Toplam vergi oranı 8 yılda yüzde 53’ten 41,2’ye indi!

Türkiye'deki işletmelerin her yıl vergi ödemesi için harcadığı saat 254’ten 223 saate indi. KDV ödemeleri 97 saat ile bu sürede en yüksek payı alıyor

Türkiye'deki işletmelerin her yıl vergi ödemesi için harcadığı saat 254’ten 223 saate indi. KDV ödemeleri 97 saat ile bu sürede en yüksek payı alıyor

Türkiye'deki işletmeler 15 farklı vergi ödemesi yapıyorlar. Bu sayının dünya ortalaması 27,2, E8 ortalaması 17; G20 ortalaması ise 13

Dünya Bankası, Uluslararası Finans Kuruluşu (IFC) ve PwC işbirliğiyle hazırlanan Vergi Ödemesi 2013 (Paying Taxes 2013)  raporu, küresel ekonomik belirsizliğe rağmen hükümetlerin vergi reformlarına devam ettiklerini ortaya koydu.  Rapora göre, son sekiz yılda uygulanan reformlarla Türkiye’deki toplam vergi oranı yüzde 41,2 ile dünya ortalaması olan yüzde 44,7 ve G-20 ortalaması olan yüzde 50 oranlarının altına çekildi.

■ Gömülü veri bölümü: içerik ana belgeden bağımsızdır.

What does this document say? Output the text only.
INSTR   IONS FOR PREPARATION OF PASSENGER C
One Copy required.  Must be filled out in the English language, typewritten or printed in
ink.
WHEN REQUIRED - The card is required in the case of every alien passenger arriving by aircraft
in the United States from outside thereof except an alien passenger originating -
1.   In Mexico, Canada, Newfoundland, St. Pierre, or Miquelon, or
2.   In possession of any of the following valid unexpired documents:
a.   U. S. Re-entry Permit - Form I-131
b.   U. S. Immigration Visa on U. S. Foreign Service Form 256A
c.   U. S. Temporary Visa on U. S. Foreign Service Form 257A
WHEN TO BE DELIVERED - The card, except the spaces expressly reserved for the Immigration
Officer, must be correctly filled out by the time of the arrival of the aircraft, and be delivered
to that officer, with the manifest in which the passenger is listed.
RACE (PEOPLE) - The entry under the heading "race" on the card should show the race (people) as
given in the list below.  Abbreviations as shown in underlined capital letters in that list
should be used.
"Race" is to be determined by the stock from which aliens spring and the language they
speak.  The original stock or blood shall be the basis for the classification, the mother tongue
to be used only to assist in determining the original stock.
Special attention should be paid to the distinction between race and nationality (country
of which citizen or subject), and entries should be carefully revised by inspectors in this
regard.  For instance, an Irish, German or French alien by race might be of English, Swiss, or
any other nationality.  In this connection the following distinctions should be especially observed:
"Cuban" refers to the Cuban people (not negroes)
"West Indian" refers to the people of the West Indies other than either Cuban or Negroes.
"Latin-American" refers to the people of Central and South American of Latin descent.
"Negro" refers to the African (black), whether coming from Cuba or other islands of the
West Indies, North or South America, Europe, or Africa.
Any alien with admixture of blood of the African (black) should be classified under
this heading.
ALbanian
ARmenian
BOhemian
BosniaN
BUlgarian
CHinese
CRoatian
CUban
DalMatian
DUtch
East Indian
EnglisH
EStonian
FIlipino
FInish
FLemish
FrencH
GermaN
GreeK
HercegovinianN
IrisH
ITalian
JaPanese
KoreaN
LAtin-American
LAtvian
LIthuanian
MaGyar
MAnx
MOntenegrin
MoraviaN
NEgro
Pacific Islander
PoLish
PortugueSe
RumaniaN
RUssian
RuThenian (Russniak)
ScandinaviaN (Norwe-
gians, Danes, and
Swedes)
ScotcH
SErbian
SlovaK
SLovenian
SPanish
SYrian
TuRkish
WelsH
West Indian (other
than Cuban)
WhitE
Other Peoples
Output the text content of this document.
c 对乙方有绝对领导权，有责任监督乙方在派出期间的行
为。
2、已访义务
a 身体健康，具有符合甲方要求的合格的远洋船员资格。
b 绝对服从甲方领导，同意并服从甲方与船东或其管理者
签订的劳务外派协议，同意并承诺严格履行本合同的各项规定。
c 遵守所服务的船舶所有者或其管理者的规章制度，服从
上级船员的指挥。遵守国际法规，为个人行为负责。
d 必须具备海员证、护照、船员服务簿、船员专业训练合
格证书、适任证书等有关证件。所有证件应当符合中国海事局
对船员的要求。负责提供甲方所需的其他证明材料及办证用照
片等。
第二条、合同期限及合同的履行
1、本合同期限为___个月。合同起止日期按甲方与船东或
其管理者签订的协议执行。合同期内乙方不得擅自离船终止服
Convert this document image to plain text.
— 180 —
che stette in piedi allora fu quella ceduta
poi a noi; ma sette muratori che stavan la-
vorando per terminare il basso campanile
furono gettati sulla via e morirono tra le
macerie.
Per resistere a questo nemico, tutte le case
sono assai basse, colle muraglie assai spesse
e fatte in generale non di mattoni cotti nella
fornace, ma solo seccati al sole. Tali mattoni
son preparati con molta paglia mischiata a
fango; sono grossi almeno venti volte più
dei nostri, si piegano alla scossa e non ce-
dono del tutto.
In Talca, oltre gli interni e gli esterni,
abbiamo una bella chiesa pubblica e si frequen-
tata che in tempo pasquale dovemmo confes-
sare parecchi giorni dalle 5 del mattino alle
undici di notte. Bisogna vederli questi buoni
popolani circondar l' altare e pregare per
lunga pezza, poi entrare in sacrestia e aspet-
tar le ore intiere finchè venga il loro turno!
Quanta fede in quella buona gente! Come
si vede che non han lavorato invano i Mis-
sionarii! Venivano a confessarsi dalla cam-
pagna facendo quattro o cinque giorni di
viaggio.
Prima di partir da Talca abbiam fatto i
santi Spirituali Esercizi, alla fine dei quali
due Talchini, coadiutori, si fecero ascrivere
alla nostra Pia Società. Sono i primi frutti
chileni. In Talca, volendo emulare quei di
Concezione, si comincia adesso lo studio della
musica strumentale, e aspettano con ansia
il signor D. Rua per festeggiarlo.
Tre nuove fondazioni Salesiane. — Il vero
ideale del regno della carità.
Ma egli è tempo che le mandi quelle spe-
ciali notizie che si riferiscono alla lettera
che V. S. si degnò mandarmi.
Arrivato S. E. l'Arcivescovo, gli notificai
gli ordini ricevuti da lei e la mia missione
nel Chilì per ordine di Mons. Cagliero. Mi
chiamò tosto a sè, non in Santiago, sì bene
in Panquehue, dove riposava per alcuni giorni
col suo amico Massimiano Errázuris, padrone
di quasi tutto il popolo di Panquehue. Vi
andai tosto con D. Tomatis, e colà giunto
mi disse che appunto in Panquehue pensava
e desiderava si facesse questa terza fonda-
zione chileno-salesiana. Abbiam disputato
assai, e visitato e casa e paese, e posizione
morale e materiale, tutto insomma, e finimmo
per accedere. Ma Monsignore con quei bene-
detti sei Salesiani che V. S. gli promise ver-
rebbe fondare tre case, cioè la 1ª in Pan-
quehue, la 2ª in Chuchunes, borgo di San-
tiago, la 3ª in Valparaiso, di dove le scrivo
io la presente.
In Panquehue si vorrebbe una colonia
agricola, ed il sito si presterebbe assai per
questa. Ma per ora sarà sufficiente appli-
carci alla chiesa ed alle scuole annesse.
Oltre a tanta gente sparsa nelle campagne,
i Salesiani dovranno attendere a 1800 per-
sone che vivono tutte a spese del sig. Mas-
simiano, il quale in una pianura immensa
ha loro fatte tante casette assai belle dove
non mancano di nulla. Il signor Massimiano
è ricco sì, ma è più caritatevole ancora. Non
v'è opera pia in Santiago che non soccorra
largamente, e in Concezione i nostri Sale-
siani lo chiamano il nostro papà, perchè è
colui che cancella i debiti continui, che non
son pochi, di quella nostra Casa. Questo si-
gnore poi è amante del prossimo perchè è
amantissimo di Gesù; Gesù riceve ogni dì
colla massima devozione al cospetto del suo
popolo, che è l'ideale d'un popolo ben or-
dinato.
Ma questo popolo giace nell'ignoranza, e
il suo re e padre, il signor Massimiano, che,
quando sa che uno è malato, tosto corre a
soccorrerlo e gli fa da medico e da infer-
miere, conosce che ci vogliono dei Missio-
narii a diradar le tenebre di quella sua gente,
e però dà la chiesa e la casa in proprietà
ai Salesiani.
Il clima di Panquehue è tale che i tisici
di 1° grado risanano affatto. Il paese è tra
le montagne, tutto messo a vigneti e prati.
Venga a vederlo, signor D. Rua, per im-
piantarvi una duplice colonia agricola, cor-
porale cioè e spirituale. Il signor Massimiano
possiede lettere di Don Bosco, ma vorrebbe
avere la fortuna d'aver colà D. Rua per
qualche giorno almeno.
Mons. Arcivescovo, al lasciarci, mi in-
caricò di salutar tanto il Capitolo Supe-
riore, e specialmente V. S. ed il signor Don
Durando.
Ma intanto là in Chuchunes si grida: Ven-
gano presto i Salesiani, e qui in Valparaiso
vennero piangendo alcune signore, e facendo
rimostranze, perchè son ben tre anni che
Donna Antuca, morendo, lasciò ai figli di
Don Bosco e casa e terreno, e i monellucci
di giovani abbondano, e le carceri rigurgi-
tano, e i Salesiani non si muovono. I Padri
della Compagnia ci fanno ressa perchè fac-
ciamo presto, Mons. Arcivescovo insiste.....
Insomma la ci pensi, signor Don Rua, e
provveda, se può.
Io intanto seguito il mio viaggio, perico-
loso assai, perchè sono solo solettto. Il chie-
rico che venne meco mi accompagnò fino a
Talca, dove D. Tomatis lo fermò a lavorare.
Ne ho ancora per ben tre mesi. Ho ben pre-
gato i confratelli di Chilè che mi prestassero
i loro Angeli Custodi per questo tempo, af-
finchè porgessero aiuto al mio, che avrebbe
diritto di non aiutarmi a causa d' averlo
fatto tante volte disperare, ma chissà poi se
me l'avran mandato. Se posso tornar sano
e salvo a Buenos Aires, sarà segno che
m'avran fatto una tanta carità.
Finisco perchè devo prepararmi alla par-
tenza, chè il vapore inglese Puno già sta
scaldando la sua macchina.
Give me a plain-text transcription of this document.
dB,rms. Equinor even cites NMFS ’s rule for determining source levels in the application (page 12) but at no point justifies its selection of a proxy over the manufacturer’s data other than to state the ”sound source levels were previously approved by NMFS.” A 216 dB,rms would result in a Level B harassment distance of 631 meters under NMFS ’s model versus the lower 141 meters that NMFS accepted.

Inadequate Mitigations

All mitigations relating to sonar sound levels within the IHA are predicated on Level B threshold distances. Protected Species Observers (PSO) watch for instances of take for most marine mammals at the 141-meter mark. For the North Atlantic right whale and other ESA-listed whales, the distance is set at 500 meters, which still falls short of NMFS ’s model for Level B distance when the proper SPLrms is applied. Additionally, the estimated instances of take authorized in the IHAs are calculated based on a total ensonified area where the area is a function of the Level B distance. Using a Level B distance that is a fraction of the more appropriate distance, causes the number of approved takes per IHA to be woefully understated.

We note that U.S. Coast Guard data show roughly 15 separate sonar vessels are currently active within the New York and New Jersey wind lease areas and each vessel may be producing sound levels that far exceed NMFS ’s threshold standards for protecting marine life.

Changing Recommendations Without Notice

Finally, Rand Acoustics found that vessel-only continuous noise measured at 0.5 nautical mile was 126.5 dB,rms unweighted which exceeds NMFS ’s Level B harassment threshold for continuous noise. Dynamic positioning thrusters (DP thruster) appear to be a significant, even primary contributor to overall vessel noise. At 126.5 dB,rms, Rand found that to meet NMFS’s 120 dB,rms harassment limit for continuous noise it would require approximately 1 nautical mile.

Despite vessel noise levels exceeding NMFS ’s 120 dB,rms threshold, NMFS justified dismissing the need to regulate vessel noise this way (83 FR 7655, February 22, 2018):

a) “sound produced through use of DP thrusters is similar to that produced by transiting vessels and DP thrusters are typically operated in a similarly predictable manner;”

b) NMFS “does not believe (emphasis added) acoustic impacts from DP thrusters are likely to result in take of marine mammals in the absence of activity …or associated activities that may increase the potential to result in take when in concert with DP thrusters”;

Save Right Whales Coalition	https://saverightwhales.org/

Benzer şekilde uyum göstergeleri de bu ortalamaların altında bir değere taşındı. Buna göre,  Türkiye'deki işletmeler her yıl vergi ödemesi için 223 saat harcıyor. Bu süre 2006 yılında 254 saatti. Vergi Ödemesi için ayrılan zaman içinde en büyük payı 97 saat ile KDV ödemeleri alıyor. Türkiye'deki işletmeler 15 farklı vergi ödemesi yapıyorlar.

PwC tarafından düzenlenen bir basın toplantısında açıklanan Vergi Ödemesi 2013 (Paying Taxes 2013)  çalışması, vergi politikalarına ve idaresine ilişkin tartışmalar hakkında veri sağlamayı hedeflerken vergi reformlarını desteklemeyi de amaçlıyor.  Büyük bir ilgi uyandıran ve sonuçları dünya çapında kullanılan çalışma ilk kez 2004 yılında gerçekleştirildi.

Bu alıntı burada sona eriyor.